Eduardo Oliveira Silva - Jornal i, opinião
Se Machete se demitisse daria uma prova de lealdade a Pedro Passos Coelho
Começa a ser um tema recorrente e até aborrecido, mas é inevitável abordá-lo de novo. Trata-se da situação de Rui Machete, actualmente ainda ministro dos Negócios Estrangeiros.
Não interessa a definição: mentira, falta à verdade, omissão, inverdade, esquecimento, etc. O facto é que parte do que o ministro dos Negócios Estrangeiros disse quando foi interrogado sobre a sua relação com a SLN-BPN não bate certo.
E assim sendo não é menos certo que o ministro Rui Machete está fragilizado, prejudicando o cumprimento das suas altas funções. Inicialmente ainda se podia dar o desconto, mas o conhecimento regular de novos factos torna a situação do ministro tão complicada ou mais que a da sua colega das Finanças, que ironicamente também é ministra de Estado.
Como Passos Coelho jamais o demitirá e Portas deixará correr o problema, que está no quintal do vizinho, o melhor seria Machete perceber que a sua demissão facilitaria a vida ao primeiro-ministro, sendo uma prova de lealdade pessoal e política. Mas essa perspectiva, pelo menos até surgirem eventualmente novos factos desagradáveis, está afastada, pois Rui Machete está agarrado ao lugar como a lapa à rocha.
Machete cresceu e desenvolveu-se politicamente numa época em que a luta ideológica e jornalística ganhava lugar à investigação factual das circunstâncias, em que os meios de investigação eram limitados e em que havia uma espécie de pacto de não confundir a vida política com interesses privados.
Felizmente o mundo mudou.

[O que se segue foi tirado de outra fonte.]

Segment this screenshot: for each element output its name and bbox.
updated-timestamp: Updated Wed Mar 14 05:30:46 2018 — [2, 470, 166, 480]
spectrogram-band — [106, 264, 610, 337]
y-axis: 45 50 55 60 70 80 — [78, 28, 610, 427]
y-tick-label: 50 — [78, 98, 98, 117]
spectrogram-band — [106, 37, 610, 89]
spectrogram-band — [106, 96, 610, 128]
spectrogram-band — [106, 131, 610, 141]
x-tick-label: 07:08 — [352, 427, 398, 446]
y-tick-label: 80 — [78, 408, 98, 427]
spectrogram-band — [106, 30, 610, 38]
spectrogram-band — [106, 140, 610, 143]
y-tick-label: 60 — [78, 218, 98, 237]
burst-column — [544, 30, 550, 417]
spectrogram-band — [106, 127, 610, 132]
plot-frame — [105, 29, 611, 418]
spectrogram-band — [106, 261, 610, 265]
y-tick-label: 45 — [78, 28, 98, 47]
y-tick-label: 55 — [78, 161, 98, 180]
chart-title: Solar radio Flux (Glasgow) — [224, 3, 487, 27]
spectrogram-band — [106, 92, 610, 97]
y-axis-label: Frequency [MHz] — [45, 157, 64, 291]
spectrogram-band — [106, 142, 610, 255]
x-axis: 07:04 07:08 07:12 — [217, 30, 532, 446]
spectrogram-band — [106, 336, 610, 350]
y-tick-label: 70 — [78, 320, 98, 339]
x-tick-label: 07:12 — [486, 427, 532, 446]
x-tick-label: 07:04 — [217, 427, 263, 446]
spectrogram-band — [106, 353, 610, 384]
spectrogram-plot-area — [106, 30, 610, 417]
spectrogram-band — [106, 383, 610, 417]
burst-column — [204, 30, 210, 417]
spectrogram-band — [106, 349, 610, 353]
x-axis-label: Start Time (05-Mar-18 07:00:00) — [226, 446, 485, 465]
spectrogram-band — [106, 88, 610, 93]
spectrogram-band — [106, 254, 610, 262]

Apenas alguns aspectos da vida privada ou íntima se mantêm ainda sob reserva, mas, tirando isso, hoje está tudo em todo o lado e declarações feitas há anos tramam anónimos por meros pecadilhos, quanto mais políticos que chegaram a situações relevantíssimas.
E aí de duas uma: ou quem disse e fez algo repreensível sai ao ser denunciado quando se trata de vida pública, ou então, quando são casos de vida privada, assume e aguenta as suas circunstâncias.
No caso de Machete está em causa a natureza da sua relação com uma bicéfala instituição chamada SLN e BPN.
Ora o desabamento desse grupo constituiu o maior sorvedouro de dinheiro público de que há memória em Portugal (tirando talvez o Convento de Mafra, que mesmo assim tem a gigantesca vantagem de existir de pedra e cal e de ser um motivo de orgulho nacional).
A relação que Rui Machete manteve com a organização deveria tê-lo levado a recusar entrar para o governo. Como não o fez, optando pelo regresso à vida pública, tem agora de sujeitar-se aos tempos modernos, aos mecanismos de investigação disponíveis e ao combate político implacável que o Bloco de Esquerda lhe move, sobretudo depois de ter descoberto que foi factualmente incorrecta a sua declaração em que omitia à Assembleia da República que tinha sido accionista do grupo, o que é grave.
No momento em que tanto se fala nos mercados e no escrutínio que fazem de Portugal, é legítimo interrogarmo-nos sobre o efeito que têm situações como a de Machete e a de Maria Luís Albuquerque, que não são anónimos sem influência.
Fingir que estes casos não têm repercussão negativa é negar uma realidade evidente.